The recent news that Stewart Parnell, convicted former Peanut Corporation of America CEO, is facing a possible life sentence as a consequence of his role in the nine deaths and hundreds of illnesses caused by PCA’s salmonella outbreak in 2008 and 2009, should send shock waves through the Food & Beverage industry. It is a stark reminder that the safety of our country’s food supply remains a paramount public policy objective.
Despite the headlines earned by the PCA case, as all stakeholders in the Food & Beverage industry know, the focus of the nation’s laws on food safety has shifted from prosecution and enforcement to prevention. The passage of the Food Safety Modernization Act in 2011 represented this paradigm shift in how our legal system is to address public concerns about the safety of our food supply. The FSMA’s focus on preventing the introduction of contaminated or adulterated food and beverage products into the marketplace, rather than merely punishing such conduct through enforcement measures, continues to be a work-in-progress. In addition to its new recall authority, the FDA has been working hard to create new systems for assisting the industry to assure the safety of food and beverage supply chains as the FSMA mandates. The goal of the FSMA and the regulatory actions of the FDA are to ensure that disasters like those caused by PCA’s salmonella outbreak do not occur in the first place.

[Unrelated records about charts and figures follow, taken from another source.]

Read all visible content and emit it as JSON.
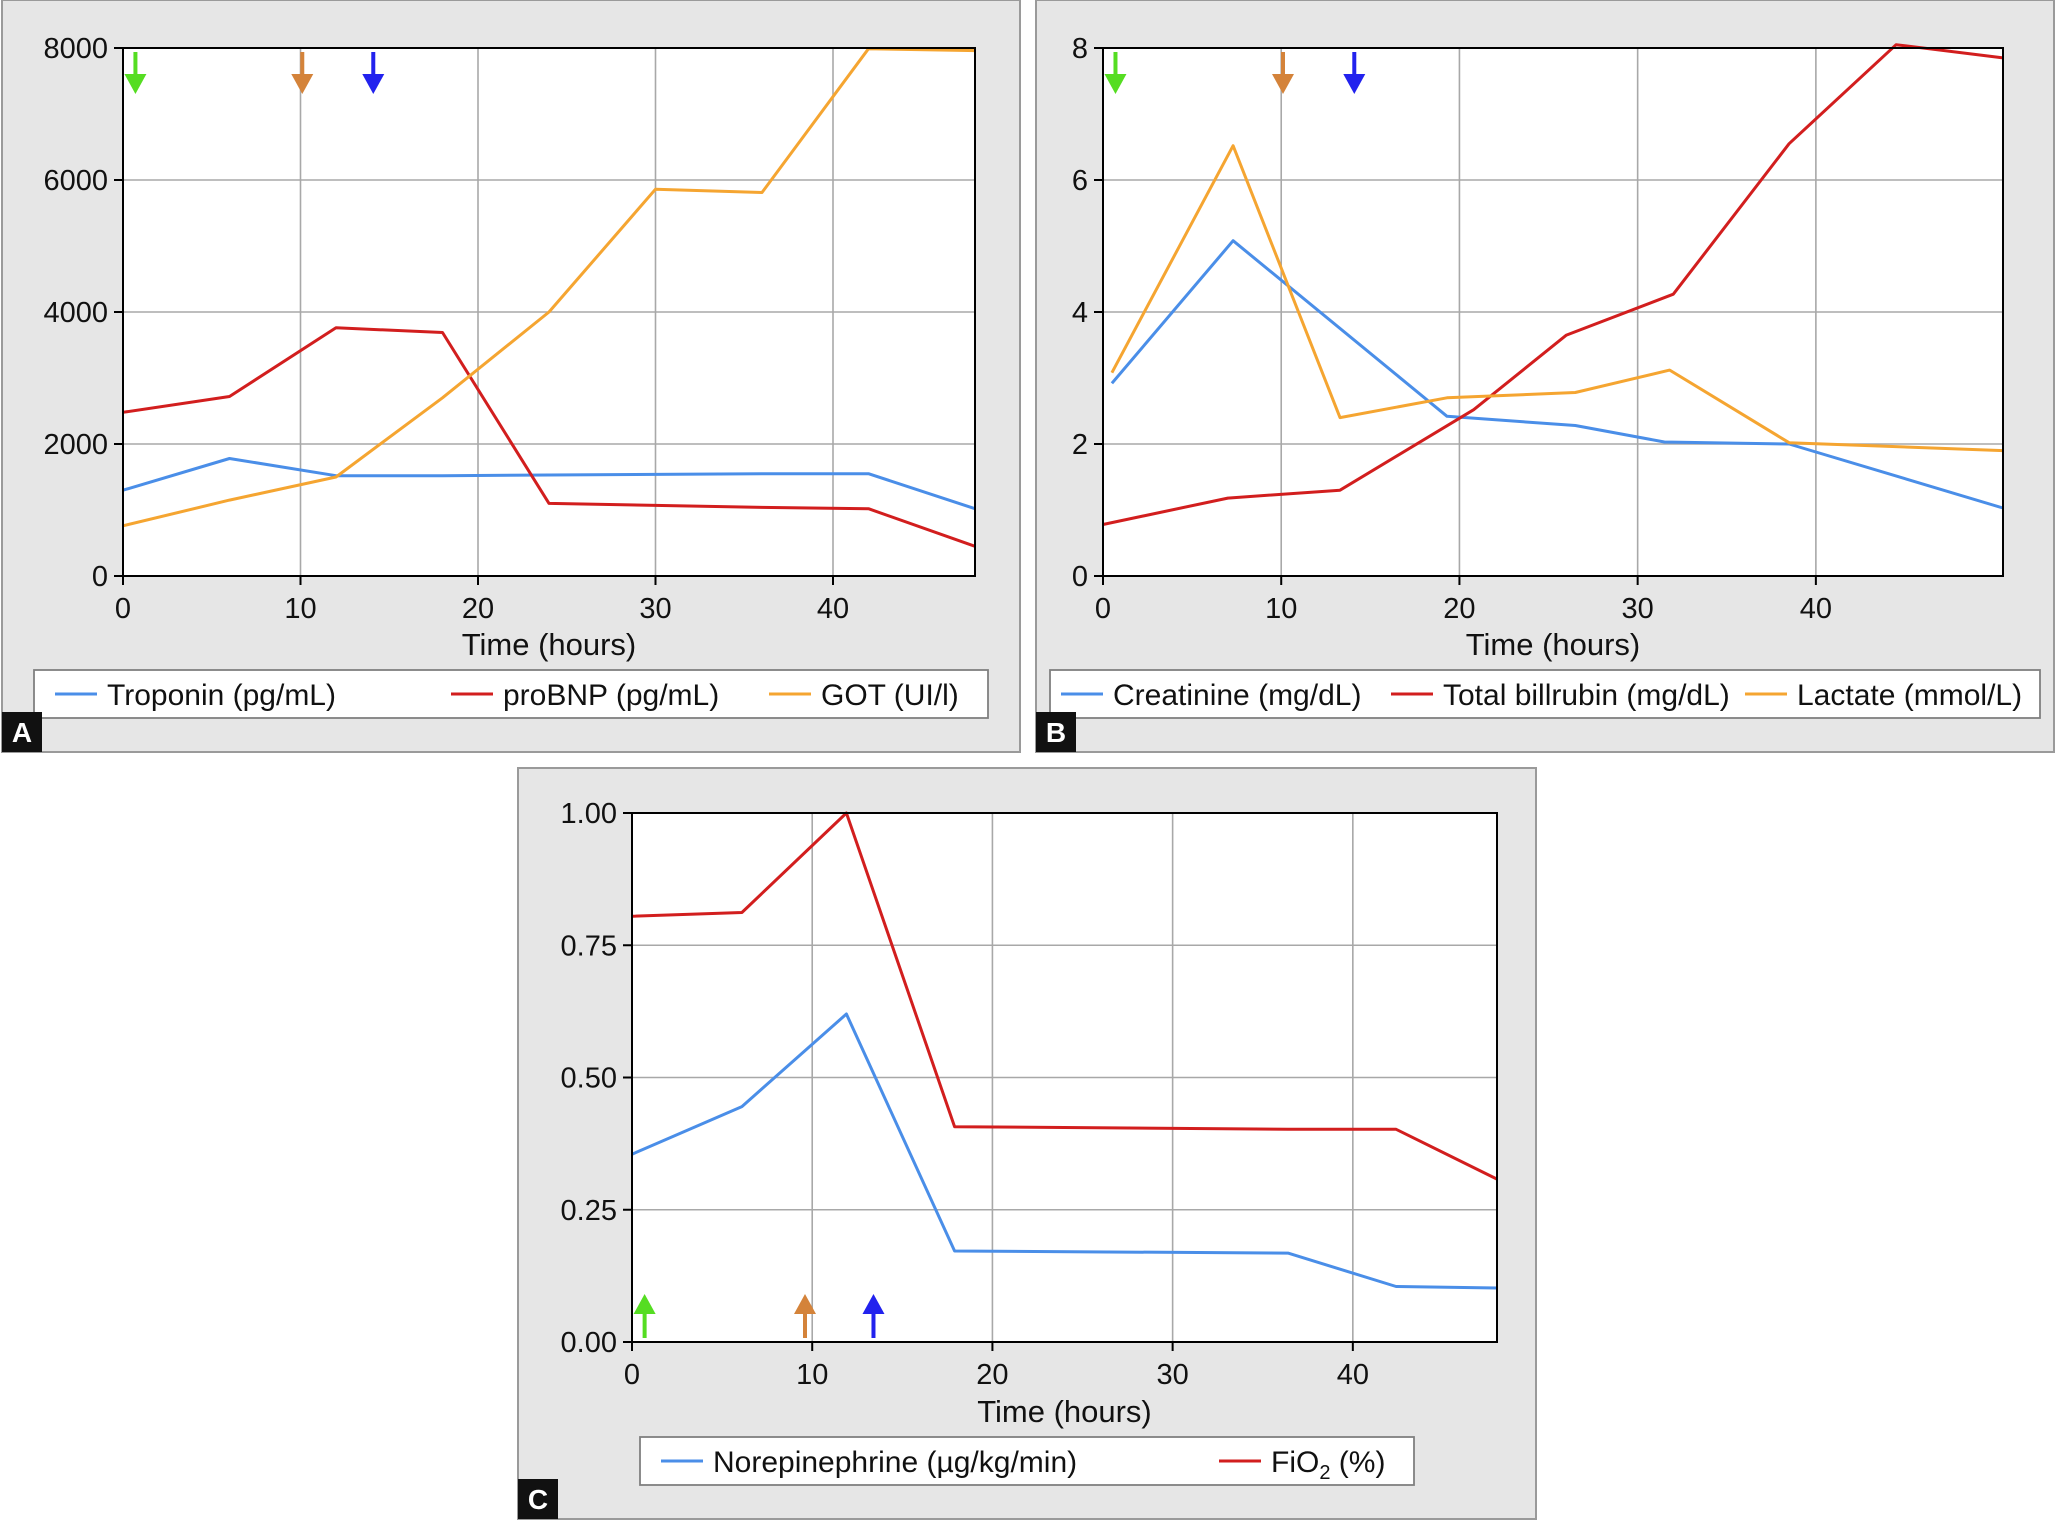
{
  "chart_data": [
    {
      "type": "line",
      "panel_label": "A",
      "xlabel": "Time (hours)",
      "ylabel": "",
      "xlim": [
        0,
        48
      ],
      "ylim": [
        0,
        8000
      ],
      "xticks": [
        0,
        10,
        20,
        30,
        40
      ],
      "xtick_labels": [
        "0",
        "10",
        "20",
        "30",
        "40"
      ],
      "yticks": [
        0,
        2000,
        4000,
        6000,
        8000
      ],
      "ytick_labels": [
        "0",
        "2000",
        "4000",
        "6000",
        "8000"
      ],
      "grid": true,
      "legend_position": "bottom",
      "series": [
        {
          "name": "Troponin (pg/mL)",
          "color": "#4a8ee8",
          "x": [
            0,
            6,
            12,
            18,
            24,
            30,
            36,
            42,
            48
          ],
          "y": [
            1300,
            1780,
            1520,
            1520,
            1530,
            1540,
            1550,
            1550,
            1020
          ]
        },
        {
          "name": "proBNP (pg/mL)",
          "color": "#d21e1e",
          "x": [
            0,
            6,
            12,
            18,
            24,
            30,
            36,
            42,
            48
          ],
          "y": [
            2480,
            2720,
            3760,
            3690,
            1100,
            1070,
            1040,
            1020,
            450
          ]
        },
        {
          "name": "GOT (UI/l)",
          "color": "#f5a531",
          "x": [
            0,
            6,
            12,
            18,
            24,
            30,
            36,
            42,
            48
          ],
          "y": [
            760,
            1150,
            1500,
            2700,
            4000,
            5860,
            5810,
            7990,
            7960
          ]
        }
      ],
      "annotations": [
        {
          "kind": "arrow-down",
          "x": 0.7,
          "color": "#55dd22"
        },
        {
          "kind": "arrow-down",
          "x": 10.1,
          "color": "#d4833a"
        },
        {
          "kind": "arrow-down",
          "x": 14.1,
          "color": "#2222ee"
        }
      ]
    },
    {
      "type": "line",
      "panel_label": "B",
      "xlabel": "Time (hours)",
      "ylabel": "",
      "xlim": [
        0,
        50.5
      ],
      "ylim": [
        0,
        8
      ],
      "xticks": [
        0,
        10,
        20,
        30,
        40
      ],
      "xtick_labels": [
        "0",
        "10",
        "20",
        "30",
        "40"
      ],
      "yticks": [
        0,
        2,
        4,
        6,
        8
      ],
      "ytick_labels": [
        "0",
        "2",
        "4",
        "6",
        "8"
      ],
      "grid": true,
      "legend_position": "bottom",
      "series": [
        {
          "name": "Creatinine (mg/dL)",
          "color": "#4a8ee8",
          "x": [
            0.5,
            7.3,
            19.3,
            26.5,
            31.5,
            38.5,
            50.5
          ],
          "y": [
            2.92,
            5.08,
            2.42,
            2.28,
            2.03,
            2.0,
            1.03
          ]
        },
        {
          "name": "Total billrubin (mg/dL)",
          "color": "#d21e1e",
          "x": [
            0,
            7,
            13.3,
            20.8,
            26,
            32,
            38.5,
            44.5,
            50.5
          ],
          "y": [
            0.78,
            1.18,
            1.3,
            2.52,
            3.65,
            4.27,
            6.55,
            8.05,
            7.85
          ]
        },
        {
          "name": "Lactate (mmol/L)",
          "color": "#f5a531",
          "x": [
            0.5,
            7.3,
            13.3,
            19.3,
            26.5,
            31.8,
            38.5,
            50.5
          ],
          "y": [
            3.08,
            6.52,
            2.4,
            2.7,
            2.78,
            3.12,
            2.02,
            1.9
          ]
        }
      ],
      "annotations": [
        {
          "kind": "arrow-down",
          "x": 0.7,
          "color": "#55dd22"
        },
        {
          "kind": "arrow-down",
          "x": 10.1,
          "color": "#d4833a"
        },
        {
          "kind": "arrow-down",
          "x": 14.1,
          "color": "#2222ee"
        }
      ]
    },
    {
      "type": "line",
      "panel_label": "C",
      "xlabel": "Time (hours)",
      "ylabel": "",
      "xlim": [
        0,
        48
      ],
      "ylim": [
        0,
        1
      ],
      "xticks": [
        0,
        10,
        20,
        30,
        40
      ],
      "xtick_labels": [
        "0",
        "10",
        "20",
        "30",
        "40"
      ],
      "yticks": [
        0,
        0.25,
        0.5,
        0.75,
        1
      ],
      "ytick_labels": [
        "0.00",
        "0.25",
        "0.50",
        "0.75",
        "1.00"
      ],
      "grid": true,
      "legend_position": "bottom",
      "series": [
        {
          "name": "Norepinephrine (µg/kg/min)",
          "color": "#4a8ee8",
          "x": [
            0,
            6.1,
            11.9,
            17.9,
            36.4,
            42.4,
            48
          ],
          "y": [
            0.355,
            0.445,
            0.62,
            0.172,
            0.168,
            0.105,
            0.102
          ]
        },
        {
          "name": "FiO",
          "name_sub": "2",
          "name_suffix": " (%)",
          "color": "#d21e1e",
          "x": [
            0,
            6.1,
            11.9,
            17.9,
            36.4,
            42.4,
            48
          ],
          "y": [
            0.805,
            0.812,
            1.0,
            0.407,
            0.402,
            0.402,
            0.308
          ]
        }
      ],
      "annotations": [
        {
          "kind": "arrow-up",
          "x": 0.7,
          "color": "#55dd22"
        },
        {
          "kind": "arrow-up",
          "x": 9.6,
          "color": "#d4833a"
        },
        {
          "kind": "arrow-up",
          "x": 13.4,
          "color": "#2222ee"
        }
      ]
    }
  ]
}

All segments of the F&B industry – farmers, ranchers, ingredient suppliers, manufacturers, importers, distributors and retailers – should be assessing their processes and procedures to ensure that all measures to ensure the safety of their products are taken, are well-documented and are verifiable. Not only does the FSMA require it, but the public demands it. To be competitive in an innovative industry, to achieve growth objectives and to be attractive to financing sources and possible acquirers, all food and beverage companies, small and large, must have in place systems that transparently and scientifically demonstrate the safety of their products.
It is not sufficient, however, for food & beverage companies merely to rely on their own adherence to best practices. They all must take steps to assure that their own suppliers and vendors are similarly committed. Assurances alone, however, are not sufficient to protect food & beverage companies within the supply chain from the liability and costs of a recall or the damages from injuries caused by an adulterated or contaminated product. Entering into clear and comprehensive Hold Harmless/Indemnity/Product Guarantee agreements with suppliers and vendors with whom a food & beverage company is in contract are necessary to properly assign and allocate the liability for any product problems introduced into the chain of supply. Appropriate product liability, including recall, insurance should also be in place.
As the Food & Beverage industry continues to adapt from a legal system focused on enforcement and prosecution into a new paradigm of mandated prevention measures, risk-based assessment, and scientifically established best practices under the FSMA, the specter of Stewart Parnell behind bars should nonetheless not be forgotten.